The electronic circuit in a
VFD unit is discretely divided into three main stages, viz. an input converter
(bridge rectifier stage), a DC Bus (filter stage), and an output inverter
(using microcontrollers and IGBTs).
Let's look at how each stage
works.
○ Input Converter: This stage consists of high power
diodes arranged in a regular bridge configuration. The AC mains applied here is
rectified and converted into DC. But this DC is not free from the residual AC
components and harmonics. It requires further filtering.
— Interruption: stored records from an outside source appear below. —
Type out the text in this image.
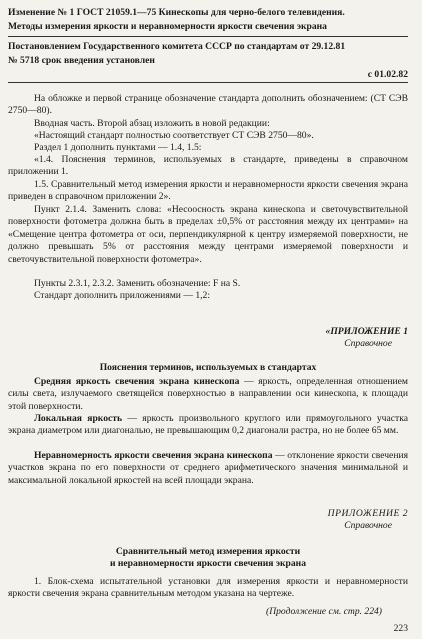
Изменение № 1 ГОСТ 21059.1—75 Кинескопы для черно-белого телевидения.
Методы измерения яркости и неравномерности яркости свечения экрана
Постановлением Государственного комитета СССР по стандартам от 29.12.81
№ 5718 срок введения установлен
с 01.02.82
На обложке и первой странице обозначение стандарта дополнить обозначением: (СТ СЭВ 2750—80).
Вводная часть. Второй абзац изложить в новой редакции:
«Настоящий стандарт полностью соответствует СТ СЭВ 2750—80».
Раздел 1 дополнить пунктами — 1.4, 1.5:
«1.4. Пояснения терминов, используемых в стандарте, приведены в справочном приложении 1.
1.5. Сравнительный метод измерения яркости и неравномерности яркости свечения экрана приведен в справочном приложении 2».
Пункт 2.1.4. Заменить слова: «Несоосность экрана кинескопа и светочувствительной поверхности фотометра должна быть в пределах ±0,5% от расстояния между их центрами» на «Смещение центра фотометра от оси, перпендикулярной к центру измеряемой поверхности, не должно превышать 5% от расстояния между центрами измеряемой поверхности и светочувствительной поверхности фотометра».
Пункты 2.3.1, 2.3.2. Заменить обозначение: F на S.
Стандарт дополнить приложениями — 1,2:
«ПРИЛОЖЕНИЕ 1
Справочное
Пояснения терминов, используемых в стандартах
Средняя яркость свечения экрана кинескопа — яркость, определенная отношением силы света, излучаемого светящейся поверхностью в направлении оси кинескопа, к площади этой поверхности.
Локальная яркость — яркость произвольного круглого или прямоугольного участка экрана диаметром или диагональю, не превышающим 0,2 диагонали растра, но не более 65 мм.
Неравномерность яркости свечения экрана кинескопа — отклонение яркости свечения участков экрана по его поверхности от среднего арифметического значения минимальной и максимальной локальной яркостей на всей площади экрана.
ПРИЛОЖЕНИЕ 2
Справочное
Сравнительный метод измерения яркости
и неравномерности яркости свечения экрана
1. Блок-схема испытательной установки для измерения яркости и неравномерности яркости свечения экрана сравнительным методом указана на чертеже.
(Продолжение см. стр. 224)
223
○ DC Bus: Here the rectified DC is stripped and filtered from the
left-over harmonics and AC residues using inductors and capacitors. This stage
helps in making the output to the motors totally ripple free and ideal for AC
motors.
○ Inverter: As the name indicates, this stage
converts the DC from the DC bus back to AC, but in a very special way that
forms the heart or rather the brain of the circuit. It consists of
sophisticated microcontroller ICs designed and programmed especially to change
the output frequency along with the voltage proportionately and also create a
three-phase output from a single phase input. This stage particularly makes
VFDs very unique and most ideal for controlling AC motor speeds.
○ Output: The command from the above stage (microcontroller ICs)
are sent to the output IGBTs (Insulated Gate Bipolar Transistors) which switch
the voltage received from DC bus into narrow chopped steps (quite similar to
the principle
used in Dimmer Switches).
To do this the ICs employ PWM technology and convert the DC into
quasi-sinusoidal waves. The longer the switching time of these waves, the
higher is the voltage at the output to the motor and vice versa. This procedure
is actually responsible for two important functions – to change the output
voltage without any wastage of electricity and, very crucially, to change its
frequency simultaneously at a particular given rate to keep the torque and the
magnetic flux constant.
Briefly, a VFD has the
following important features:
○ Over-current protection, especially
useful while controlling motors with high inertia.
○ Constant torque ensures wider range of
speed control, enabling an energy efficient control throughout the range.
○ The VFD acts as a barrier in between all
input voltage disturbances like harmonics, ripples, sags, surges, etc., and
obstructs them from entering the motor.